Search engines and tracking ML workflows
Details
We are very pleased to announce that our next event will be taking place on Monday the 20th of February.
This event will be held at Tramshed Tech, kindly sponsored by Antiverse who are providing us with the venue together with food and refreshments (free beer, soft drinks and pizza!).
The venue will open at 18:00 for a workshop/introduction to tree-based machine learning algorithms (decision trees, random forests, etc.). The main event with two great speakers will start at 19:00. After the event, we will be heading to a local pub that is close to Cardiff Central Station.
We are fortunate to have 1 external speaker for this event, and one of the team will be providing a talk/workshop:
--------------------------------------------------------------------------------------
Talk 1: Daoud Clarke - The challenges of building a non-profit search engine
Building a non-profit search engine is hard because there's less money. This means we can't afford lots of servers and storage space. But it's possible if you design the search engine to be cost-effective. That's what we've done with Mwmbl, an open-source, non-profit search engine built from scratch, which also comes with its own Firefox extension.
We use a specially designed index based around pages of memory. To make retrieval efficient, we store search results in compressed pages of 4096 bytes which can be read into memory very efficiently. The whole search engine is effectively one large hash map built around these compressed pages. This reduces the cost of running the search engine since we need much less storage space than a typical search engine index. We use other tricks too, like discarding unnecessary data, and only storing the most important search results. Ultimately this means we can store billions of search results on a single machine.
Our crawler is also unique in that it is distributed via a Firefox extension which volunteers run on their own machines. The crawler retrieves a set of URLs to crawl from a central server, retrieves and processes them, then batches up the results and sends them back to the central server.

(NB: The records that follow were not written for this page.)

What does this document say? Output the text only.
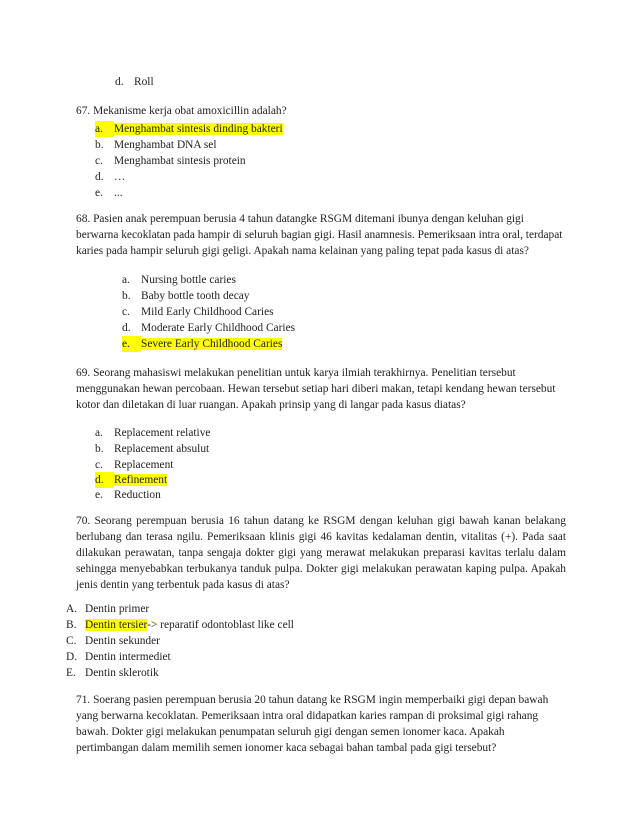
d. Roll
67. Mekanisme kerja obat amoxicillin adalah?
a. Menghambat sintesis dinding bakteri
b. Menghambat DNA sel
c. Menghambat sintesis protein
d. …
e. ...
68. Pasien anak perempuan berusia 4 tahun datangke RSGM ditemani ibunya dengan keluhan gigi berwarna kecoklatan pada hampir di seluruh bagian gigi. Hasil anamnesis. Pemeriksaan intra oral, terdapat karies pada hampir seluruh gigi geligi. Apakah nama kelainan yang paling tepat pada kasus di atas?
a. Nursing bottle caries
b. Baby bottle tooth decay
c. Mild Early Childhood Caries
d. Moderate Early Childhood Caries
e. Severe Early Childhood Caries
69. Seorang mahasiswi melakukan penelitian untuk karya ilmiah terakhirnya. Penelitian tersebut menggunakan hewan percobaan. Hewan tersebut setiap hari diberi makan, tetapi kendang hewan tersebut kotor dan diletakan di luar ruangan. Apakah prinsip yang di langar pada kasus diatas?
a. Replacement relative
b. Replacement absulut
c. Replacement
d. Refinement
e. Reduction
70. Seorang perempuan berusia 16 tahun datang ke RSGM dengan keluhan gigi bawah kanan belakang berlubang dan terasa ngilu. Pemeriksaan klinis gigi 46 kavitas kedalaman dentin, vitalitas (+). Pada saat dilakukan perawatan, tanpa sengaja dokter gigi yang merawat melakukan preparasi kavitas terlalu dalam sehingga menyebabkan terbukanya tanduk pulpa. Dokter gigi melakukan perawatan kaping pulpa. Apakah jenis dentin yang terbentuk pada kasus di atas?
A. Dentin primer
B. Dentin tersier-> reparatif odontoblast like cell
C. Dentin sekunder
D. Dentin intermediet
E. Dentin sklerotik
71. Soerang pasien perempuan berusia 20 tahun datang ke RSGM ingin memperbaiki gigi depan bawah yang berwarna kecoklatan. Pemeriksaan intra oral didapatkan karies rampan di proksimal gigi rahang bawah. Dokter gigi melakukan penumpatan seluruh gigi dengan semen ionomer kaca. Apakah pertimbangan dalam memilih semen ionomer kaca sebagai bahan tambal pada gigi tersebut?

In this talk, I will discuss the technical design of the index and crawler, and what it's like starting an open source project and community.
Talk 2: Tim Vivian-Griffiths - Members' choice!
There is a choice of 2 topics for the workshop session, and members can decide on this over the next week! The topics are:
- Tracking your machine learning workflows with MLFlow
- Learn about feature engineering - with a particular focus on the Feature Engine library
Please vote here
The last day for voting is Sat 11th Feb.
We also have some local representatives from a Cardiff based recruitment firm, IntaPeople, present. So if anyone is interested in learning more about the local job market for data science, then this is a great opportunity.
The event will be covered by the PyData Code of Conduct: https://numfocus.org/code-of-conduct, and we would like to stress that one of the main goals of NumFocus and PyData is to increase diversity in the data science field. Our aim is to have an entertaining and informative evening, which will be a welcoming and safe space for everyone, from all backgrounds and technical abilities.